La michna 2 du chapitre 6 du traité Chevouot poursuit après la loi de celui qui reconnaît une partie de la dette, et traite de cas où le défendeur nie la réclamation de différentes manières.
Le premier cas - la reconnaissance devant témoins :
La michna commence : "Mané li beyadecha" - le demandeur affirme à son prochain qu'un bien lui appartenant se trouve entre ses mains. "Amar lo bifné edim hen" - le défendeur reconnaît devant témoins et confirme la dette. "Lemahar amar lo tnehou li" - le lendemain, le demandeur revient réclamer son argent, puisque l'autre a reconnu devant témoins.
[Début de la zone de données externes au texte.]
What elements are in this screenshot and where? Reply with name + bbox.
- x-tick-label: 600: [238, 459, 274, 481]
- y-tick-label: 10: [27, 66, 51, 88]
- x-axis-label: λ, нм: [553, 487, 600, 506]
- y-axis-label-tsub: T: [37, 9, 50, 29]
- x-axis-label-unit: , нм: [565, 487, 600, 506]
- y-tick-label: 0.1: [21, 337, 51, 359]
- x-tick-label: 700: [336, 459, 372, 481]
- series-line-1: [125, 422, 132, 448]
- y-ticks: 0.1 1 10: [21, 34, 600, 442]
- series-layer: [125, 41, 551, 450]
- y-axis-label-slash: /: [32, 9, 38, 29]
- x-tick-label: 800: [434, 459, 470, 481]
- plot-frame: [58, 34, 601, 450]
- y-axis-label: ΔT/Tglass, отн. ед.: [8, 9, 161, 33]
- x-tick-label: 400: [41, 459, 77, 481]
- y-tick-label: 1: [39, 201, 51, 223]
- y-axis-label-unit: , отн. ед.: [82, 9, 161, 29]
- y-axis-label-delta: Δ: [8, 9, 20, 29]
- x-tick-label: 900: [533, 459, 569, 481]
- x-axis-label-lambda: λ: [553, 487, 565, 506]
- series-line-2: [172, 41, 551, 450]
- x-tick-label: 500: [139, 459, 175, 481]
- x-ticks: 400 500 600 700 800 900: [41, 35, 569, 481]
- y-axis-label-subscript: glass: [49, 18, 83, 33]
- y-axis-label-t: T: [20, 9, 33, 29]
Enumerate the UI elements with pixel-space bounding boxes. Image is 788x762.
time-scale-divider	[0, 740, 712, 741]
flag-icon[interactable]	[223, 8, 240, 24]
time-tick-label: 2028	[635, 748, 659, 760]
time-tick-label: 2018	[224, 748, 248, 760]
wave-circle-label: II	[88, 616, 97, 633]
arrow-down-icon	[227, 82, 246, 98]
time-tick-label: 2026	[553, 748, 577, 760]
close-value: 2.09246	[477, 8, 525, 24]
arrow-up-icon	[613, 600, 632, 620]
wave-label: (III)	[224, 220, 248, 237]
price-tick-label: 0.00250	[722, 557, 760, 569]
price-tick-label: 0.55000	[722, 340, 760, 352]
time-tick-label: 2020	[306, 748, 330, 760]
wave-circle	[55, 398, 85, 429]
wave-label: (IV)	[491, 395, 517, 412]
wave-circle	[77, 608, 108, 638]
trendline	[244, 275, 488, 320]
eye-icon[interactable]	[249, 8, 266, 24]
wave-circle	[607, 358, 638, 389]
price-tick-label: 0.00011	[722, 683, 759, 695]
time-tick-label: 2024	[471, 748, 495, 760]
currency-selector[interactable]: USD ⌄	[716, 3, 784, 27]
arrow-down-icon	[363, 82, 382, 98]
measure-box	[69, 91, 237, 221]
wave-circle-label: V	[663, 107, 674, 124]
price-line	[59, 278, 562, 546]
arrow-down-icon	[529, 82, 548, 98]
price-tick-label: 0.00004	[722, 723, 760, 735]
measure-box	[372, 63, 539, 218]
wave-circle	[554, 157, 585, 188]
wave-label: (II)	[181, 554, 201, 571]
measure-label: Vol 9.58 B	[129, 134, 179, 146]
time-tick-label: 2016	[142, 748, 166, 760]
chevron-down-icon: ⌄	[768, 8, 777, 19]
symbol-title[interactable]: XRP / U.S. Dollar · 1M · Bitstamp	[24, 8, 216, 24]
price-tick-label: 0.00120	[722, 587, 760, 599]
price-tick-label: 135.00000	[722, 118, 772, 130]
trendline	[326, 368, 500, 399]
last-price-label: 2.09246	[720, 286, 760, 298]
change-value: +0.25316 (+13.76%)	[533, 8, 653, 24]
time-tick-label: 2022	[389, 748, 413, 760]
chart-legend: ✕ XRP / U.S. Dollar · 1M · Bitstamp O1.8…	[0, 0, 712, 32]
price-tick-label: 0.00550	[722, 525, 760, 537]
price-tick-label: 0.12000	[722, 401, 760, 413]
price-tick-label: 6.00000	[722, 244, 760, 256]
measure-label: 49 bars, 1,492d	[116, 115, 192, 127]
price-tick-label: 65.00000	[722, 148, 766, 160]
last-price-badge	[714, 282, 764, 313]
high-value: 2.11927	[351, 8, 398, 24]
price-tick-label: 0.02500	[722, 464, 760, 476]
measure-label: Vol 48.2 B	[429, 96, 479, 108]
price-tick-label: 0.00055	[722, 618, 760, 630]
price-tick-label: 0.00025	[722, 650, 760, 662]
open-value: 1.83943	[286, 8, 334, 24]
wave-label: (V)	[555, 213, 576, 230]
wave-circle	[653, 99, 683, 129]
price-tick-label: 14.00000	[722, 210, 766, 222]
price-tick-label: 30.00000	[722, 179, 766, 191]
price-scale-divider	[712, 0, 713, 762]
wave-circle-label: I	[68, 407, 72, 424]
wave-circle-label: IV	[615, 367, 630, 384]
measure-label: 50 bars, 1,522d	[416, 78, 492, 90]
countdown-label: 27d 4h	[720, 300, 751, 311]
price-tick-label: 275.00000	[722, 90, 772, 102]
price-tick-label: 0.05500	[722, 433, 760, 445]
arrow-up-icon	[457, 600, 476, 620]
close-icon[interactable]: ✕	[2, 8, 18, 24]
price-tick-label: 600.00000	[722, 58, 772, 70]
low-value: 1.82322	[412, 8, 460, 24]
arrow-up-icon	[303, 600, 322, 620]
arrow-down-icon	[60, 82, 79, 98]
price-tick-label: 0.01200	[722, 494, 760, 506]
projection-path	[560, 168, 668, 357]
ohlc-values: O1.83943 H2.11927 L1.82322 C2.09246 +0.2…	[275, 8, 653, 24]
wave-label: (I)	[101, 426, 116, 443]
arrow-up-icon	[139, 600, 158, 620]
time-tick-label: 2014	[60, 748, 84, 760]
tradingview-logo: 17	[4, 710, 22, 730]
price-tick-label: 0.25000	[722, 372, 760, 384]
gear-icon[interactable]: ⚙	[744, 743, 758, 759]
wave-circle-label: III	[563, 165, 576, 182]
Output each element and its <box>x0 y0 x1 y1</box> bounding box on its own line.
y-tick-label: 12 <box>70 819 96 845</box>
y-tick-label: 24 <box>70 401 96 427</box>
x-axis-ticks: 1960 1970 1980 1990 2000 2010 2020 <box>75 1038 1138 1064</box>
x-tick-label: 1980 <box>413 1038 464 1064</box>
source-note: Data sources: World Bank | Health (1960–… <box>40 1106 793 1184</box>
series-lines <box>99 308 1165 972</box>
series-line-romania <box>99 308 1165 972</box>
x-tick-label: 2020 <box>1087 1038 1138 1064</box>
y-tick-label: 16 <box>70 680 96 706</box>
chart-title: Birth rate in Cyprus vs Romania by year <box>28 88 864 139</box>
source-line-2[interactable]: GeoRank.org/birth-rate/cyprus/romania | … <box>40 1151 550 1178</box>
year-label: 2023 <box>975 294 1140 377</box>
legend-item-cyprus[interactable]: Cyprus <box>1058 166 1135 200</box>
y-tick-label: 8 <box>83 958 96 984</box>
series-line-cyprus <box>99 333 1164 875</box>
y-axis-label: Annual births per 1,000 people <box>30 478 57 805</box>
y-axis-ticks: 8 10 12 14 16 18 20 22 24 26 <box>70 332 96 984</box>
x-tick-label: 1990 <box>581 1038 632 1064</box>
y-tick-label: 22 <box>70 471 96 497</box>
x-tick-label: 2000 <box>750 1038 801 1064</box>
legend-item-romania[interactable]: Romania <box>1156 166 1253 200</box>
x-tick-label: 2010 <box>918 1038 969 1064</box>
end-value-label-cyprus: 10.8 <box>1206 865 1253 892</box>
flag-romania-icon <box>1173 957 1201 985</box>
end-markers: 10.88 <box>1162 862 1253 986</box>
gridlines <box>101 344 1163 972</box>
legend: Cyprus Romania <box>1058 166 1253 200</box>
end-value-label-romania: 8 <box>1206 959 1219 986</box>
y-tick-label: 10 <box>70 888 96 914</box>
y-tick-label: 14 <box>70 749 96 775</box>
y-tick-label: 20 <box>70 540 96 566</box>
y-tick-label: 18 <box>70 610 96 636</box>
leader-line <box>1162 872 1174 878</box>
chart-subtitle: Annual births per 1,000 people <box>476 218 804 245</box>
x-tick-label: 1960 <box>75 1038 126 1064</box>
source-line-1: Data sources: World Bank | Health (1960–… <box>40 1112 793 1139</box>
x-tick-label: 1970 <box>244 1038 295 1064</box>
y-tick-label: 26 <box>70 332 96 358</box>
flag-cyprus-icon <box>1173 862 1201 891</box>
Ici, la michna distingue entre deux réponses :
"Netativ lecha" - exempté : le défendeur répond qu'il était certes redevable, mais qu'il a acquitté la dette entre-temps. Cette affirmation ne contredit pas sa reconnaissance précédente, elle s'y ajoute : ce que j'ai dit hier est vrai, mais depuis, un fait nouveau est survenu. C'est pourquoi il est exempté.
"Ein lecha beyadi" - redevable : le défendeur nie totalement ses propos de la veille et affirme qu'il n'a jamais rien dû. Dans ce cas, il est redevable, et même s'il se rétracte et dit qu'il était effectivement redevable, que ses propos entre-temps étaient un mensonge, mais qu'il a acquitté la dette, son affirmation n'est d'aucun secours.
La raison en est la suivante : s'il avait affirmé dès le départ qu'il avait payé, il aurait été cru, comme expliqué plus haut. Mais dès lors qu'il a nié sa reconnaissance, il a acquis le statut de menteur avéré : il est considéré comme un menteur établi, et désormais on n'accepte plus de lui l'affirmation du paiement.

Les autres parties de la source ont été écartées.